Hice una pausa para acomodarme en tiempo y espacio, me costaba abandonar la imagen de Carlos de aquella primera vez, no mucho tiempo atrás, la sonrisa que le había descubierto cuando escuchó que yo también era argentino, la forma en que le caía el saco que llevaba puesto, redondeándole los hombros, haciéndolo parecer más ancho, más fuerte.
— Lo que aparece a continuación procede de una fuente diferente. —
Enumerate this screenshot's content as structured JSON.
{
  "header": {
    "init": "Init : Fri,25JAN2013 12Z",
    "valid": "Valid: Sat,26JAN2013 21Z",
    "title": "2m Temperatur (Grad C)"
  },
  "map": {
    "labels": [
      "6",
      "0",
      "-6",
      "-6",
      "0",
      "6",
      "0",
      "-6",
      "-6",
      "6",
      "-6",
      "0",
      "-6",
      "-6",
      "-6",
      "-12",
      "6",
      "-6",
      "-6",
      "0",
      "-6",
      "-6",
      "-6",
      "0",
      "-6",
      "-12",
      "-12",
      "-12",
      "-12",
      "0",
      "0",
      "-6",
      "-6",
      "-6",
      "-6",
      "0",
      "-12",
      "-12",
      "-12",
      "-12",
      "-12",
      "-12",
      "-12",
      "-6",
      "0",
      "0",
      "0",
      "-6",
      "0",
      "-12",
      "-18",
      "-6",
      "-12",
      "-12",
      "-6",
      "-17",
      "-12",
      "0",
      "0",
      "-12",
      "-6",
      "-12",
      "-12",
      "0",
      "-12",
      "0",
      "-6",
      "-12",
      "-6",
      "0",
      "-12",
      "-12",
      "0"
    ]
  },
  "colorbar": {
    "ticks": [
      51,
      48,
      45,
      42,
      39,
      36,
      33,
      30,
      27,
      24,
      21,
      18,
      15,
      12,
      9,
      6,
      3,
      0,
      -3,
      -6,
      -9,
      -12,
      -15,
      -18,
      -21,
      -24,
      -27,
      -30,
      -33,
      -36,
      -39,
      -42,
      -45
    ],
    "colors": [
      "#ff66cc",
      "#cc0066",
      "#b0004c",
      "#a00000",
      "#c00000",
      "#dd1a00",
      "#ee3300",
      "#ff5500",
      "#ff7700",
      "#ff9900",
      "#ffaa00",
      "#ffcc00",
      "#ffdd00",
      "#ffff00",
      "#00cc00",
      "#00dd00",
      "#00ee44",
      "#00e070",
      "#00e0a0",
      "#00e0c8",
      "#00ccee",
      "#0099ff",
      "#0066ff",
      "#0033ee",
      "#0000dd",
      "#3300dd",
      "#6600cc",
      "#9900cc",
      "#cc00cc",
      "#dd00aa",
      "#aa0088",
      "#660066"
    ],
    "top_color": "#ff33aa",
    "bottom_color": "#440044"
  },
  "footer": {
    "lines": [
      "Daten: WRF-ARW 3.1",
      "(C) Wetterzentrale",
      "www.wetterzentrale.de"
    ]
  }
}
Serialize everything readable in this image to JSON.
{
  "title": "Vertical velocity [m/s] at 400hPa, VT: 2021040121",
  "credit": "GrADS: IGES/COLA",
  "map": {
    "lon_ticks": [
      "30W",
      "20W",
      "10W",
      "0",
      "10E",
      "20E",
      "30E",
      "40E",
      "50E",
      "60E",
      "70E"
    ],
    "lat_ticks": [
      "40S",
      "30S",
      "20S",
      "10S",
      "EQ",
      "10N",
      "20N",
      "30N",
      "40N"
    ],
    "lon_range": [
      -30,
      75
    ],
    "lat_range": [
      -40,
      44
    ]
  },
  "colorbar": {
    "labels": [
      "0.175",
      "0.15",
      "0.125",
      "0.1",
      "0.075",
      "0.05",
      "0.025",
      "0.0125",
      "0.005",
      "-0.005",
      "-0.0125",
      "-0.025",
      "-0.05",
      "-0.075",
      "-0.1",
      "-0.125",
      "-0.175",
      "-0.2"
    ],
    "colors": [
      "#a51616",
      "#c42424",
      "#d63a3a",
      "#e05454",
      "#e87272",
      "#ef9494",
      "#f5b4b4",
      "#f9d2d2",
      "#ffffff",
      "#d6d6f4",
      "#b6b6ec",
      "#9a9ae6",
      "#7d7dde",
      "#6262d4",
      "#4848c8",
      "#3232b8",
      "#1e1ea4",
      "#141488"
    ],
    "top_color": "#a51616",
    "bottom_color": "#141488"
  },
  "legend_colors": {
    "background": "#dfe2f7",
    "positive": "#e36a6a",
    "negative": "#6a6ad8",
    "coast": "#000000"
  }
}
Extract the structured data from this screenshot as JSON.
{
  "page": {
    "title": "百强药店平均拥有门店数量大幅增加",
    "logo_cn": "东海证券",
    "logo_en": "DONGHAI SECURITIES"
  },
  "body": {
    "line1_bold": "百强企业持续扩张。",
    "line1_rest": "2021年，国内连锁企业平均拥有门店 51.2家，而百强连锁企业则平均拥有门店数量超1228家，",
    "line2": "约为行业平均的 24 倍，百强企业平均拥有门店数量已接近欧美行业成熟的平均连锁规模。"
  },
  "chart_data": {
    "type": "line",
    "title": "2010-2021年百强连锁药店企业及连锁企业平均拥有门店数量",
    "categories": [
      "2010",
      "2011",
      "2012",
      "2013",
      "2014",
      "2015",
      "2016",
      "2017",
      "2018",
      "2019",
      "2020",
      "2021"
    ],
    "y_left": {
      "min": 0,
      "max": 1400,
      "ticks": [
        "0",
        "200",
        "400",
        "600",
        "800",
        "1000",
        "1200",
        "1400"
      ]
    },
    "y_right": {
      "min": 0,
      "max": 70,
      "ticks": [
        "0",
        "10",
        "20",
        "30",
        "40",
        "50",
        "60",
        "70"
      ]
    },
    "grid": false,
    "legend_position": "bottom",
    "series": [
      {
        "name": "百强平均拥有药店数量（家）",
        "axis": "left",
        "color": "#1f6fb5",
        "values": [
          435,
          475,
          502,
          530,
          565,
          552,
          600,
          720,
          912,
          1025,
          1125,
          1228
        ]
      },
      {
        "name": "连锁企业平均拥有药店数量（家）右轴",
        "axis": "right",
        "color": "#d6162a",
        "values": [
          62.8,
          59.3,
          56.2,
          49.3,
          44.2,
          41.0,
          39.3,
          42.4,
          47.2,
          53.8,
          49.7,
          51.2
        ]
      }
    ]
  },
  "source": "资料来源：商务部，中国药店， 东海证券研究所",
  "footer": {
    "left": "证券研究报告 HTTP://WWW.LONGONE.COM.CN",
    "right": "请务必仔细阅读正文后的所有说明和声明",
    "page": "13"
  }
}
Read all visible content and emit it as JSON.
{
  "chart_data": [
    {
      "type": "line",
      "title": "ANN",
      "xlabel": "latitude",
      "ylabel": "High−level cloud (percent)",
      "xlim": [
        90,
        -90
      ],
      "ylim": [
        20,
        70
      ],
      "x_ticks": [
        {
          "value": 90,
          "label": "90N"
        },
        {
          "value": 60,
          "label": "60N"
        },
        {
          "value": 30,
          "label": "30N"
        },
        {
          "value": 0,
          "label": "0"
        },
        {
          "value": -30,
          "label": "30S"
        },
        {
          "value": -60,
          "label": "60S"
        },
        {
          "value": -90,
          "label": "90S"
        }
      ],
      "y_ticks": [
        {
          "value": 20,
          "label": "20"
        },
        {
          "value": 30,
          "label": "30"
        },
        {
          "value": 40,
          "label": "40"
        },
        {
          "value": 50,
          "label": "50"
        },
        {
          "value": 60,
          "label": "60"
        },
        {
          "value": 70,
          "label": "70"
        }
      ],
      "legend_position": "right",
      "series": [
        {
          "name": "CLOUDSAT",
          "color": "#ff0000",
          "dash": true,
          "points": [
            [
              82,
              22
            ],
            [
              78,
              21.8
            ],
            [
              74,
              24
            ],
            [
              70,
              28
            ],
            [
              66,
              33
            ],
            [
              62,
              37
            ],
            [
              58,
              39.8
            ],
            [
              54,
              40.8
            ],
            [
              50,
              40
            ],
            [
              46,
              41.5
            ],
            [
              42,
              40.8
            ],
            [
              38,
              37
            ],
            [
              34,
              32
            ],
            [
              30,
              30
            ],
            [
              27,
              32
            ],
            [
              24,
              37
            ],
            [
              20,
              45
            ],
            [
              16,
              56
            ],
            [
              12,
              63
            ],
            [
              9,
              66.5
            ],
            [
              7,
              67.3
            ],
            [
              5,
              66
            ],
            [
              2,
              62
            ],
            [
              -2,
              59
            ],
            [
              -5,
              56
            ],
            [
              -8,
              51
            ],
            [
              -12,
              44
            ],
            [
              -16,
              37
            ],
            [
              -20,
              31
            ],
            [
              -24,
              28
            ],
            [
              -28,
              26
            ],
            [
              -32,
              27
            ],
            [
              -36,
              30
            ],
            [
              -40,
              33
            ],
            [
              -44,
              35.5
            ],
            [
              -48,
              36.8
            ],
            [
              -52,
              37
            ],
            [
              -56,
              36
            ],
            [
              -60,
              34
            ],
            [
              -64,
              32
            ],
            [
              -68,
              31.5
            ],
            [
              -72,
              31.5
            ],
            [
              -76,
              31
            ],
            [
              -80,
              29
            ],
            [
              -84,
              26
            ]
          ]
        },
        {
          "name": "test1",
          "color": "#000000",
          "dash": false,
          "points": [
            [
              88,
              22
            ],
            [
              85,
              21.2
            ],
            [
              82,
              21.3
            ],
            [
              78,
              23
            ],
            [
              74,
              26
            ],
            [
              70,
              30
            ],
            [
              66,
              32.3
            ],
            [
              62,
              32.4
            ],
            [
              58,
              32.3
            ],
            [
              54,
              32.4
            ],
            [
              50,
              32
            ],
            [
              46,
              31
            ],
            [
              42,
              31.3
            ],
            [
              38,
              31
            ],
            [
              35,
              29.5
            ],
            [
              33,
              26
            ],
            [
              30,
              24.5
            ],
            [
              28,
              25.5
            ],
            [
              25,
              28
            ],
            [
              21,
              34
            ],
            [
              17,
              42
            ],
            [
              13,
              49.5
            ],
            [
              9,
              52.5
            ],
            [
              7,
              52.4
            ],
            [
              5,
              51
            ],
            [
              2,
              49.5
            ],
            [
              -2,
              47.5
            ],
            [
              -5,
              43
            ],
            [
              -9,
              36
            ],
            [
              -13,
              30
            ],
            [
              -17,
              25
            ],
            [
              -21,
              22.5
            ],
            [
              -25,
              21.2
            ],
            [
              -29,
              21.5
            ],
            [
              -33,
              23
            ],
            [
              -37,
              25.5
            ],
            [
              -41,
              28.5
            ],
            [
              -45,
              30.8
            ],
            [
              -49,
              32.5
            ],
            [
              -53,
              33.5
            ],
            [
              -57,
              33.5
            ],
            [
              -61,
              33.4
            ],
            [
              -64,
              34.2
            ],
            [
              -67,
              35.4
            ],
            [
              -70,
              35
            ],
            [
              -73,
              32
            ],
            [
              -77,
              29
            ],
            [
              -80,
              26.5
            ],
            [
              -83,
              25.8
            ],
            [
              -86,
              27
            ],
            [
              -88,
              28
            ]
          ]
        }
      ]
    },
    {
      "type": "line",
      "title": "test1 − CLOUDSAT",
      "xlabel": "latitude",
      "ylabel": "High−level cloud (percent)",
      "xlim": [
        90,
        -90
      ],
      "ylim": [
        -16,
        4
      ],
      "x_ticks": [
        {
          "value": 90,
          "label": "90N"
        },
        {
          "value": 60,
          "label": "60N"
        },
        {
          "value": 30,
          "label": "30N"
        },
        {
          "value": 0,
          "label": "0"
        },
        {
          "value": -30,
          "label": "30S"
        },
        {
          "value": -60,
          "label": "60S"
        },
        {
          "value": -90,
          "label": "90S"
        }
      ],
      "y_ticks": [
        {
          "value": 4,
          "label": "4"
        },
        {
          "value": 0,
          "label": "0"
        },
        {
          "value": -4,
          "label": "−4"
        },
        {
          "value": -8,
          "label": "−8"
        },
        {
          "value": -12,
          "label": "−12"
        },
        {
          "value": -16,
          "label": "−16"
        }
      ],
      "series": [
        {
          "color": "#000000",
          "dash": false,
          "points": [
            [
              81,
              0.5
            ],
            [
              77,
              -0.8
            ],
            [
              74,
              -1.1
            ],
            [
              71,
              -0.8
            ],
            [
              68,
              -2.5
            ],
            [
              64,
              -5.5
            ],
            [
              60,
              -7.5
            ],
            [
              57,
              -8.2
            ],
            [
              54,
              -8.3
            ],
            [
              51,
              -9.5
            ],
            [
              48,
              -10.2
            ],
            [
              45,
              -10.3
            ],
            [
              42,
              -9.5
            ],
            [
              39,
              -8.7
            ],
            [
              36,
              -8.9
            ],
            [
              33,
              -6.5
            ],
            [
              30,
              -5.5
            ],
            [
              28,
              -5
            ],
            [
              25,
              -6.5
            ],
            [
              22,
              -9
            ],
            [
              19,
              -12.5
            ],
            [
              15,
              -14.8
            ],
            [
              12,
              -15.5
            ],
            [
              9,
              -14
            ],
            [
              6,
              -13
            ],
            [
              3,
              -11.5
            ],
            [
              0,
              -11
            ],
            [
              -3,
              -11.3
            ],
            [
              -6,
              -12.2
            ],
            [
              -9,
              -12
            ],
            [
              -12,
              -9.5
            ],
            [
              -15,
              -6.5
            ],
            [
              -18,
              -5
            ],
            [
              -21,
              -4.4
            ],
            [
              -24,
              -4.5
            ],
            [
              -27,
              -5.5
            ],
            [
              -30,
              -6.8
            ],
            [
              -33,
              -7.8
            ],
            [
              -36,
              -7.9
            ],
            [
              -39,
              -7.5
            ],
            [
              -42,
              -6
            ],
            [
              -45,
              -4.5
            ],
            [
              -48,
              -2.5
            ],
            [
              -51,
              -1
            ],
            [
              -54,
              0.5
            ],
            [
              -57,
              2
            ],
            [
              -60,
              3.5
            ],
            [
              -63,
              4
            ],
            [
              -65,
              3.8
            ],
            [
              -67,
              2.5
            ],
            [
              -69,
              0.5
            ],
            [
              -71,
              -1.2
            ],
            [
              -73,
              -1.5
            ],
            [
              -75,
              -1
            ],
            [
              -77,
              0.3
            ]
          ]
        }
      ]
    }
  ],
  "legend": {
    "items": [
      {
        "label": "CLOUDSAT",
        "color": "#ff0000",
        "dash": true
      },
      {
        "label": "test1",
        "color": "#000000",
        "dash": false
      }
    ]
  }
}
-¿Qué es lo que sucede que estás así como si fueras un trapo viejo? le pregunté desde la cocina, sin alzar la voz, como si lo tuviera a mi lado: el apartamento era tan chico que estar en la cocina o estar en el living resultaba lo mismo; no importaba en qué lugar uno se encontrara, siempre se estaba próximo a todo, como si el apartamento se encogiera con la noche –ahora era de noche, de día el lugar parecía apenas más grande, sobre todo cuando el sol entraba por la ventana y la pared blanca se volvía amarilla, o naranja, y brillante—, y esa lamparita que colgaba del techo tampoco ayudaba mucho que digamos, apenas chorreaba un círculo de luz dejando las esquinas en penumbras; a veces pensaba en apropiarme del palier del piso donde vivía, poner ahí mis libros de música, y los discos que había arrastrado desde Buenos Aires y que ocupaban tanto espacio, pero ya me imaginaba yo los gritos afrancesados de la señora que tenía de vecina al ver mis cosas a la salida de las escaleras: esto no es un basurero, latino mugroso. Carlos murmuró algo con cierta desidia. Creo que dijo

-Me parece que tal vez me andan buscando.